Ночной огонь к лицу качнётся,
швыряя лепестки во тьму
лукавых глаз, бездонных вишен
хранительницы древних тайн,
и тёмный голос мой не слышен
за криком стай.

Лети, мой лёгкий, мой далёкий,
мой мотылёк огня и льда,
лети, пока восход пологий
тебя не скроет навсегда,
с тобой не скроется отсюда,
как бог в обличии быка.

Я стану болен. Но простуда
моя прозрачна и легка,
неизлечима; я забуду
о том, что — раньше.
                                                  Обернись,
смотри: ручей разбил запруду
и мчится вниз,
и притяжение земное
возьмёт его, не даст пропасть;

ты видишь: мною надо мною
тебе дана такая власть,
такими горькими огнями
я зацвету в твоей руке,
что нет нужды в игре с тенями
на белом колдовском песке.

Войне конец. В плывущем створе
ворот горят остатки дня.
Ты нарисуешь круг, но море
из круга заберёт меня.


9. Два дня до исхода. Повозки толпятся в тени,
гружёные скарбом и скорбью. Смыкается круг.
Приди на рассвете и снова меня обмани
молчанием, взглядом, сухим откровением рук.

Ты видишь: качаются люди, кончается нить,
герой и чудовище молча стоят на краю.
Я скоро уйду, и позволь мне оттуда хранить
твой мир, и тебя в этом мире, и душу твою.

Любимая, где-то на Севере, в гуще дождя
ты время измеришь собою, и, сквозь пустоту
от детской жестокости к мудрости переходя,
ты вспомнишь меня. Я услышу и свет обрету.

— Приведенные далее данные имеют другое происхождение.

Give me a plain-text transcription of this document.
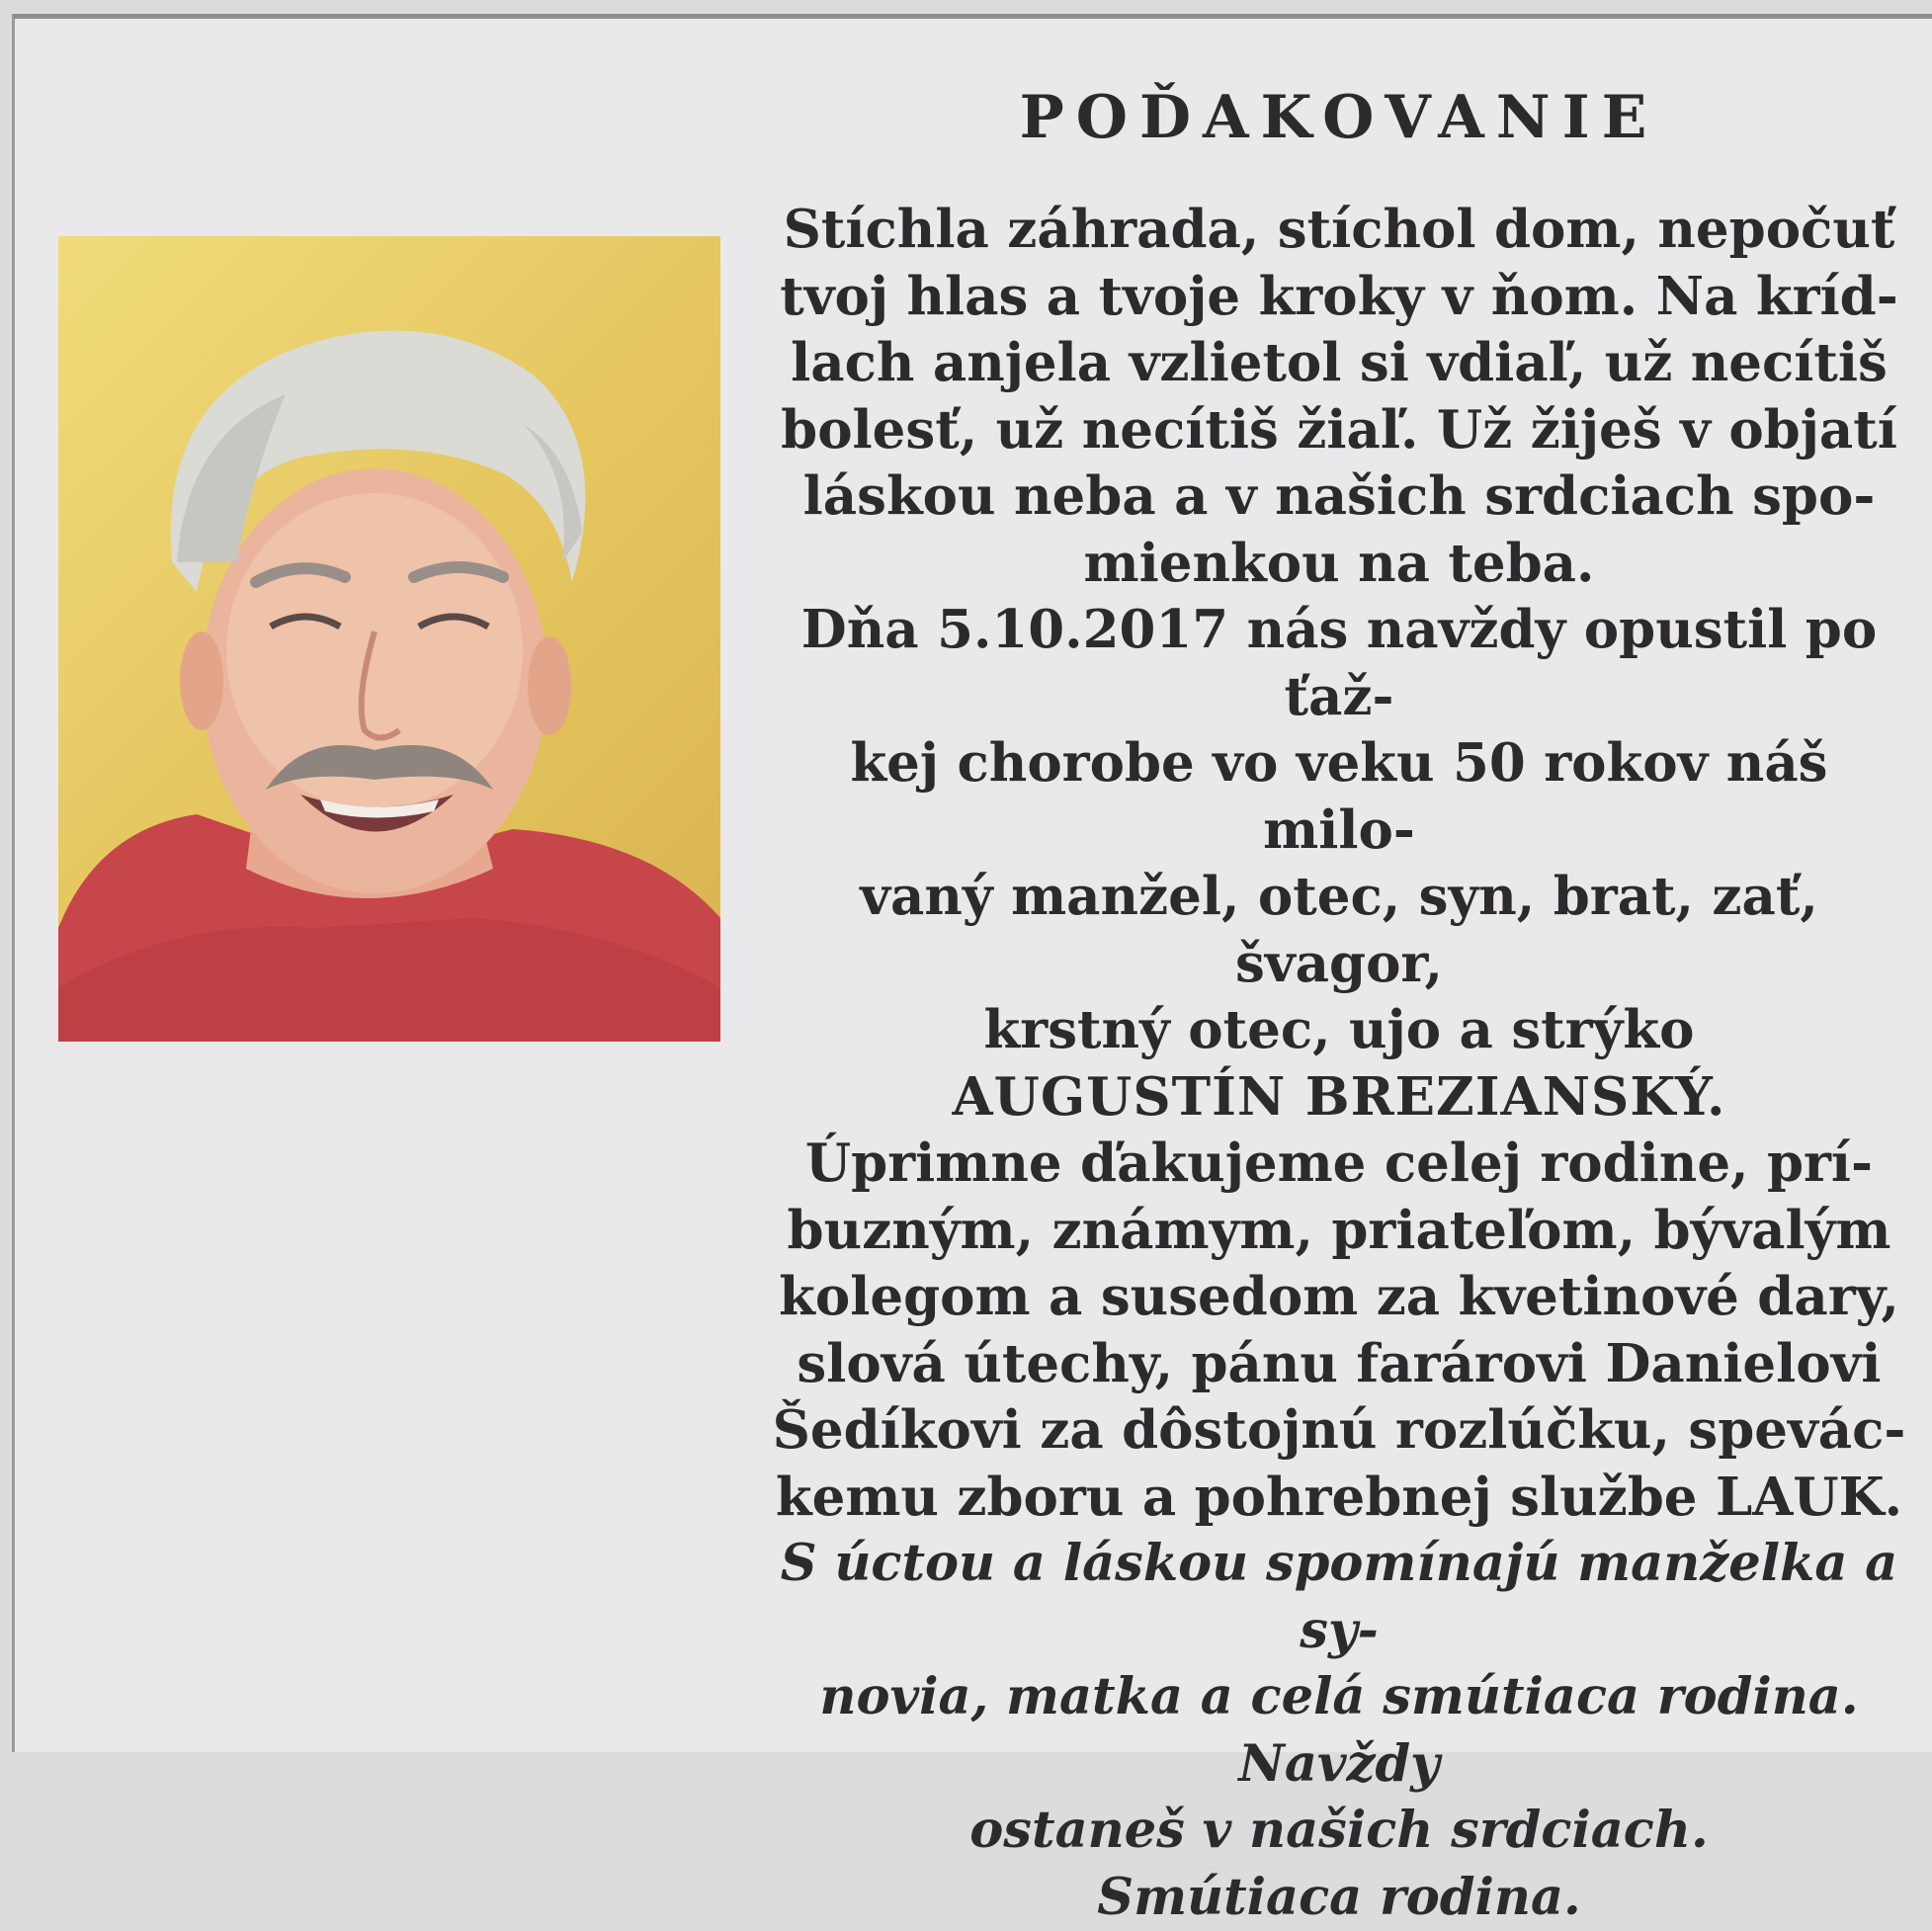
POĎAKOVANIE

Stíchla záhrada, stíchol dom, nepočuť

tvoj hlas a tvoje kroky v ňom. Na kríd-

lach anjela vzlietol si vdiaľ, už necítiš

bolesť, už necítiš žiaľ. Už žiješ v objatí

láskou neba a v našich srdciach spo-

mienkou na teba.

Dňa 5.10.2017 nás navždy opustil po ťaž-

kej chorobe vo veku 50 rokov náš milo-

vaný manžel, otec, syn, brat, zať, švagor,

krstný otec, ujo a strýko

AUGUSTÍN BREZIANSKÝ.

Úprimne ďakujeme celej rodine, prí-

buzným, známym, priateľom, bývalým

kolegom a susedom za kvetinové dary,

slová útechy, pánu farárovi Danielovi

Šedíkovi za dôstojnú rozlúčku, spevác-

kemu zboru a pohrebnej službe LAUK.

S úctou a láskou spomínajú manželka a sy-

novia, matka a celá smútiaca rodina. Navždy

ostaneš v našich srdciach.

Smútiaca rodina.
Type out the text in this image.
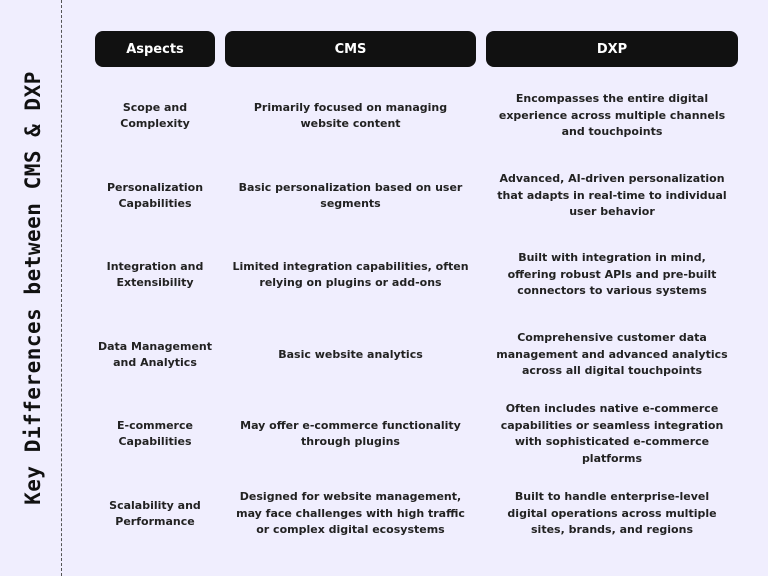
Key Differences between CMS & DXP
Aspects	CMS	DXP
Scope and Complexity
Primarily focused on managing website content
Encompasses the entire digital experience across multiple channels and touchpoints
Personalization Capabilities
Basic personalization based on user segments
Advanced, AI-driven personalization that adapts in real-time to individual user behavior
Integration and Extensibility
Limited integration capabilities, often relying on plugins or add-ons
Built with integration in mind, offering robust APIs and pre-built connectors to various systems
Data Management and Analytics
Basic website analytics
Comprehensive customer data management and advanced analytics across all digital touchpoints
E-commerce Capabilities
May offer e-commerce functionality through plugins
Often includes native e-commerce capabilities or seamless integration with sophisticated e-commerce platforms
Scalability and Performance
Designed for website management, may face challenges with high traffic or complex digital ecosystems
Built to handle enterprise-level digital operations across multiple sites, brands, and regions
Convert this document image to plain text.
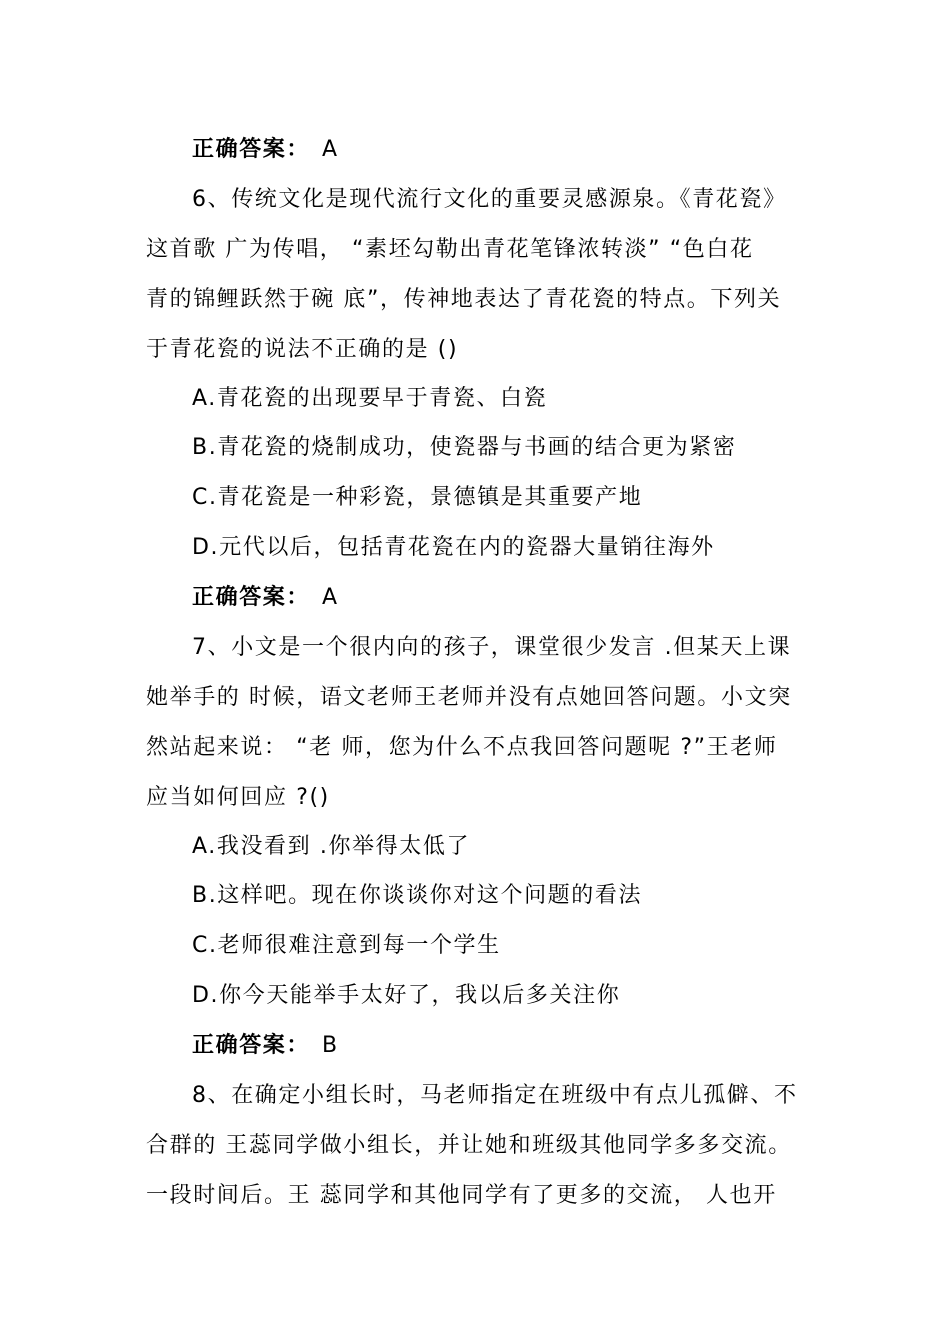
正确答案： A
6、传统文化是现代流行文化的重要灵感源泉。《青花瓷》
这首歌 广为传唱， “素坯勾勒出青花笔锋浓转淡” “色白花
青的锦鲤跃然于碗 底”，传神地表达了青花瓷的特点。下列关
于青花瓷的说法不正确的是 ()
A.青花瓷的出现要早于青瓷、白瓷
B.青花瓷的烧制成功，使瓷器与书画的结合更为紧密
C.青花瓷是一种彩瓷，景德镇是其重要产地
D.元代以后，包括青花瓷在内的瓷器大量销往海外
正确答案： A
7、小文是一个很内向的孩子，课堂很少发言 .但某天上课
她举手的 时候，语文老师王老师并没有点她回答问题。小文突
然站起来说： “老 师，您为什么不点我回答问题呢 ?”王老师
应当如何回应 ?()
A.我没看到 .你举得太低了
B.这样吧。现在你谈谈你对这个问题的看法
C.老师很难注意到每一个学生
D.你今天能举手太好了，我以后多关注你
正确答案： B
8、在确定小组长时，马老师指定在班级中有点儿孤僻、不
合群的 王蕊同学做小组长，并让她和班级其他同学多多交流。
一段时间后。王 蕊同学和其他同学有了更多的交流， 人也开
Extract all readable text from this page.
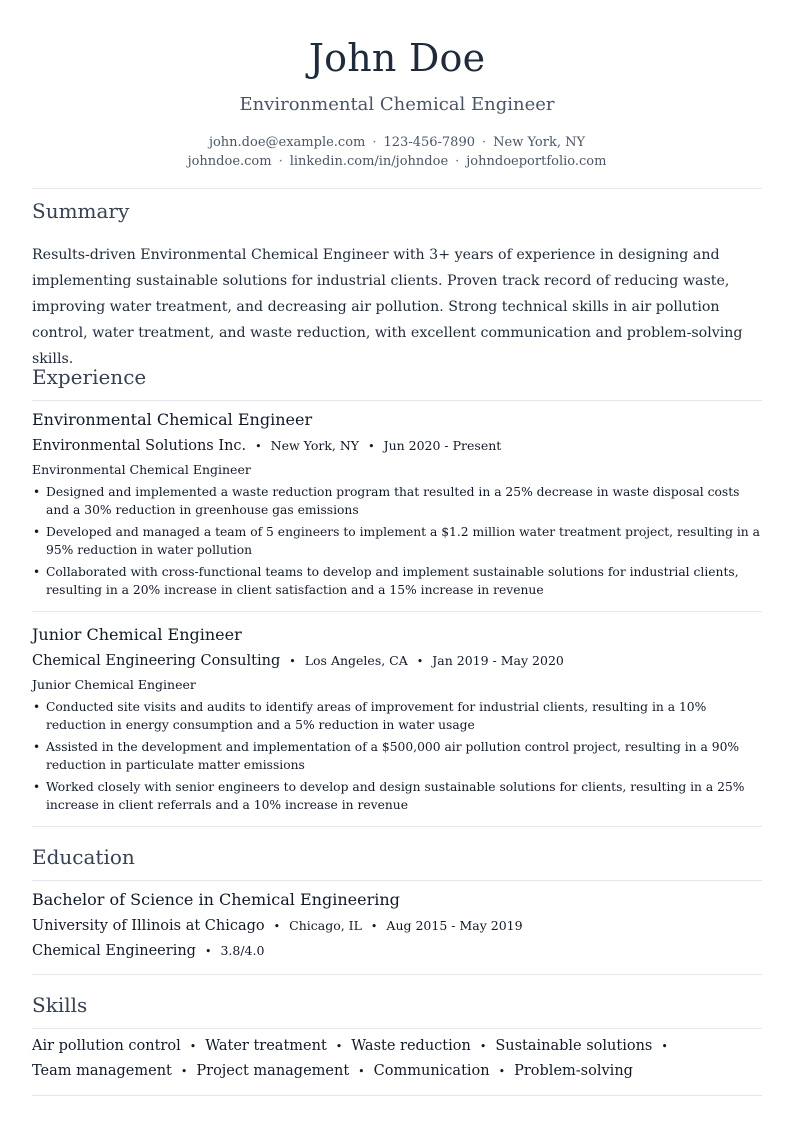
John Doe
Environmental Chemical Engineer
john.doe@example.com · 123-456-7890 · New York, NY
johndoe.com · linkedin.com/in/johndoe · johndoeportfolio.com
Summary
Results-driven Environmental Chemical Engineer with 3+ years of experience in designing and implementing sustainable solutions for industrial clients. Proven track record of reducing waste, improving water treatment, and decreasing air pollution. Strong technical skills in air pollution control, water treatment, and waste reduction, with excellent communication and problem-solving skills.
Experience
Environmental Chemical Engineer
Environmental Solutions Inc. • New York, NY • Jun 2020 - Present
Environmental Chemical Engineer
• Designed and implemented a waste reduction program that resulted in a 25% decrease in waste disposal costs and a 30% reduction in greenhouse gas emissions
• Developed and managed a team of 5 engineers to implement a $1.2 million water treatment project, resulting in a 95% reduction in water pollution
• Collaborated with cross-functional teams to develop and implement sustainable solutions for industrial clients, resulting in a 20% increase in client satisfaction and a 15% increase in revenue
Junior Chemical Engineer
Chemical Engineering Consulting • Los Angeles, CA • Jan 2019 - May 2020
Junior Chemical Engineer
• Conducted site visits and audits to identify areas of improvement for industrial clients, resulting in a 10% reduction in energy consumption and a 5% reduction in water usage
• Assisted in the development and implementation of a $500,000 air pollution control project, resulting in a 90% reduction in particulate matter emissions
• Worked closely with senior engineers to develop and design sustainable solutions for clients, resulting in a 25% increase in client referrals and a 10% increase in revenue
Education
Bachelor of Science in Chemical Engineering
University of Illinois at Chicago • Chicago, IL • Aug 2015 - May 2019
Chemical Engineering • 3.8/4.0
Skills
Air pollution control • Water treatment • Waste reduction • Sustainable solutions •
Team management • Project management • Communication • Problem-solving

Я снова вернусь к этой жизни словами, тобой,
смешением запахов моря и леса.
                                                                           Всего
два дня до исхода. И ангел горячей трубой
выводит на облаке имя Творца своего.


10. …и осторожно, ощупью — ответ
под утро, перечитывая Джойса.
Ах, девочка, не трогай этот свет
холодными руками — обожжёшься!

Улиссу что — две пригоршни монет,
больные звёзды дублинских окраин,
да тёмный эль, да чёрный силуэт
в чаду и грае над кабацким раем.

И тянет за рукав приблудный друг,
случившийся из глубины трактира,
с лицом, похожим на неровный круг
овечьего спрессованного сыра.

Он смотрит мне в глаза, он пьёт вино,
он требует подробного рассказа,
он засыпает — жалко и смешно —
как пьяный грек, на середине фразы.

Но он ещё напишет, он ещё
погибнет, как положено поэту.
Ах, девочка, не я тобой прощён,
а я прощу тебя и кану в Лету.

Мой шаг размерен, мой ритмичен взмах
расслабленной руки, моя чужая —
так лестница взбирается впотьмах,
за шагом шаг себя опережая,

так медленно: за каждым шагом год,
за каждым годом — век, за каждым веком —
слепое яблоко, пустой прозрачный лёд,
возможный только дублинцам да грекам.

Теперь — прощай. Ах, девочка, строка
что молодость — мудрёно, да не мудро.
Ещё живи, ещё ищи, пока
ещё не время засыпать под утро…

1. Так задумал садовник. И яблоко в руки легло,
сумасшедшее тёплое яблоко, девочка, нимфа,
проливная бессмертная плоть, совершенная рифма,
совершённая где-то неведомо кем.
                                                                                Замело,
занесло меня палыми листьями жёлтыми, пылью
на щербатой брусчатке в размеренной мёртвой Москве;
и слепой пейзажист, панораму теряя в мазке
полубережном-полунебрежном, мыча от бессилья,
прорисует мне крылья и выплеснет чёрным на холст,
и умрёт на подрамнике, в небо уткнувшись белками,
и закатятся за горизонт удивлённые камни
и уже не вернутся. Уже не вернутся.
                                                                                   И хоть
убегай от тебя по трамвайным путям, рассекая
замороченный день воронёным вороньим клинком,
замороженной тенью, но, ведомой силой влеком,
я четвёртую вечность в тебя прохожу, проникаю,
прорастаю упругими струями в ритме плюща
по опасным камням обожжённым и сладким, и тлею
инфернальным пятном в обнажённом пространстве Бердслея,
неоконченной линией в складках чужого плаща.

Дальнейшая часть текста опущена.